In May 2016, Idrissi joined the first Istanbul Modest Fashion Week held in Turkey as a "modest influencer." In November 2016, Idrissi featured in contemporary modest fashion retailer, Aab's winter season collection.

Idrissi has also appeared on a Fenty Beauty campaign, the cosmetics line by Rihanna.

==Charity and community service==
An active humanitarian, Idrissi advocates for Syrian Women, endorsing Human Care Syria's 'Women's Hygiene and Sanitation' project. In 2016, Idrissi spoke at London's TEDxTeen conference held at the IndigoO2 at The O2 Arena. Her talk, 'Changing the Face of Fashion' is available on TEDx's official 'Tedx Innovations' site.

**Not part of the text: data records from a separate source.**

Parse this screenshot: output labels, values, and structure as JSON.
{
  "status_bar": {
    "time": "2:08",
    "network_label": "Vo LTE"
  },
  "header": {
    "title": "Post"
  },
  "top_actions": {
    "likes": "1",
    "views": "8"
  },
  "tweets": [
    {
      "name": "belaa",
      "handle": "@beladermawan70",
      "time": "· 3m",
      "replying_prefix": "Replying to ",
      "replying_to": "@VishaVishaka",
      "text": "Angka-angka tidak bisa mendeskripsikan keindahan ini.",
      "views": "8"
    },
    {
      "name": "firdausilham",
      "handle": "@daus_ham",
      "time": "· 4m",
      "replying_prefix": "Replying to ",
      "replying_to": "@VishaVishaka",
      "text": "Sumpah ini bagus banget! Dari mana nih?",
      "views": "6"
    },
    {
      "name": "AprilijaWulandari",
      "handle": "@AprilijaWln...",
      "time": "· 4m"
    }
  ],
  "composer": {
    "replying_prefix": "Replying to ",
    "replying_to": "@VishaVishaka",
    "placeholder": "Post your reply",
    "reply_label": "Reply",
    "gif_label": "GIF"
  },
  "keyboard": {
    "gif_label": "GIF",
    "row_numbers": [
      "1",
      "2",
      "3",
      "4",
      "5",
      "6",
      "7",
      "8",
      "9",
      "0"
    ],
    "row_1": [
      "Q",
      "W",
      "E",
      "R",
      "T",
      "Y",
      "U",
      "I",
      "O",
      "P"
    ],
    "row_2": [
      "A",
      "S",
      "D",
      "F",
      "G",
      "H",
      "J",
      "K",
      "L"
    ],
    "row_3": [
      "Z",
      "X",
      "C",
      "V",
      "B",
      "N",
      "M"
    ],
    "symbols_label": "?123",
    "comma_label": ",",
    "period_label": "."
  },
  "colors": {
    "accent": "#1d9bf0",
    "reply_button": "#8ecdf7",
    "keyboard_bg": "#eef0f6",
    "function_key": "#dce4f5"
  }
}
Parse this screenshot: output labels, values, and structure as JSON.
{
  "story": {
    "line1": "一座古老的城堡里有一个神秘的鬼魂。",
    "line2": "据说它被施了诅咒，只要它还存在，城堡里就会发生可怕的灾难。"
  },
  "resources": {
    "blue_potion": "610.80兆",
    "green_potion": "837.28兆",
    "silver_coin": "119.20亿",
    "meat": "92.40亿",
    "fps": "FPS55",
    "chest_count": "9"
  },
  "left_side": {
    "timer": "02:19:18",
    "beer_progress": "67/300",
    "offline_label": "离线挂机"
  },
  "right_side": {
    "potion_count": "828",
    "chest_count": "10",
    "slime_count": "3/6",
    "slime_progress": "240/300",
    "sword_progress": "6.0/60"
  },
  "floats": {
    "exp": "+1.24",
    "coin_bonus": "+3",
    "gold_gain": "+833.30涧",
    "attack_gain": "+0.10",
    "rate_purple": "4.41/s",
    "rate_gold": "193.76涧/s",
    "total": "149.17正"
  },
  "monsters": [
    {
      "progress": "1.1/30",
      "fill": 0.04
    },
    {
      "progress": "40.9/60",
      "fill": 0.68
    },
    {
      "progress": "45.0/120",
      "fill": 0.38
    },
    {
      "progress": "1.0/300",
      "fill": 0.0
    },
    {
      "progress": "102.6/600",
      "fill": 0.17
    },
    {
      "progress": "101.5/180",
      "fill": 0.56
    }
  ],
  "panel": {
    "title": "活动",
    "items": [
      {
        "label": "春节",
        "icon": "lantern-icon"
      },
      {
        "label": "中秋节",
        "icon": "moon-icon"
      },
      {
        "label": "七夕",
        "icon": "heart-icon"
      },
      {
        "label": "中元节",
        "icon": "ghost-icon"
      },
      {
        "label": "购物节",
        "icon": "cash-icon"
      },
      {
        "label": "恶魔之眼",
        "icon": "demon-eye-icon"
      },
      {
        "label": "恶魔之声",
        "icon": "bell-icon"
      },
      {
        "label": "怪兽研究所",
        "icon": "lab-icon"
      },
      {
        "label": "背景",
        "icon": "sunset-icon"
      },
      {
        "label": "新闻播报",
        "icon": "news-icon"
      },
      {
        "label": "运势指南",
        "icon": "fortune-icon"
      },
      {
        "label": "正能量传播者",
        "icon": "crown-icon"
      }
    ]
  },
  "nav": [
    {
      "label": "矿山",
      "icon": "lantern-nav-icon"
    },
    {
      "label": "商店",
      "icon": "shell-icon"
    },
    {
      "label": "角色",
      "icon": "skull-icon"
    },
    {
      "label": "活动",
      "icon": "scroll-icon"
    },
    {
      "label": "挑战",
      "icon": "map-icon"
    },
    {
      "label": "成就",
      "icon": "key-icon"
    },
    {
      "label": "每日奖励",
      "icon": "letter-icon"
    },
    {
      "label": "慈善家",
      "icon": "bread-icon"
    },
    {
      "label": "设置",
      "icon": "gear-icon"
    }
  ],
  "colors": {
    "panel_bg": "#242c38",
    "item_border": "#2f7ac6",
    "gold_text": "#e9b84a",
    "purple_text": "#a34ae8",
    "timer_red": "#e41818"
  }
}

As part of an NHS social action campaign to drive young donors to register and give blood, Idrissi joined other leading British black and Asian public figures including multiple gold-winning Olympian Nicola Adams MBE, Chuka Umunna MP, TV presenter and wheelchair basketball player Ade Adepitan MBE and MOBO's founder Kanya King MBE to launch 'Represent'.

Described by The BEAM Awards as "an influential role model and voice for many fashion conscious modest women in the UK as well as internationally," the organisation nominated Idrissi for the 2016 'Cultural Icon of the Year' award and later appointed her an ambassador of the ceremony. Idrissi uses her online social media accounts and speaking engagements communicating reactions to the H&M campaign, her work as an advocate, and how other brands are incorporating Muslim dress in mainstream fashion.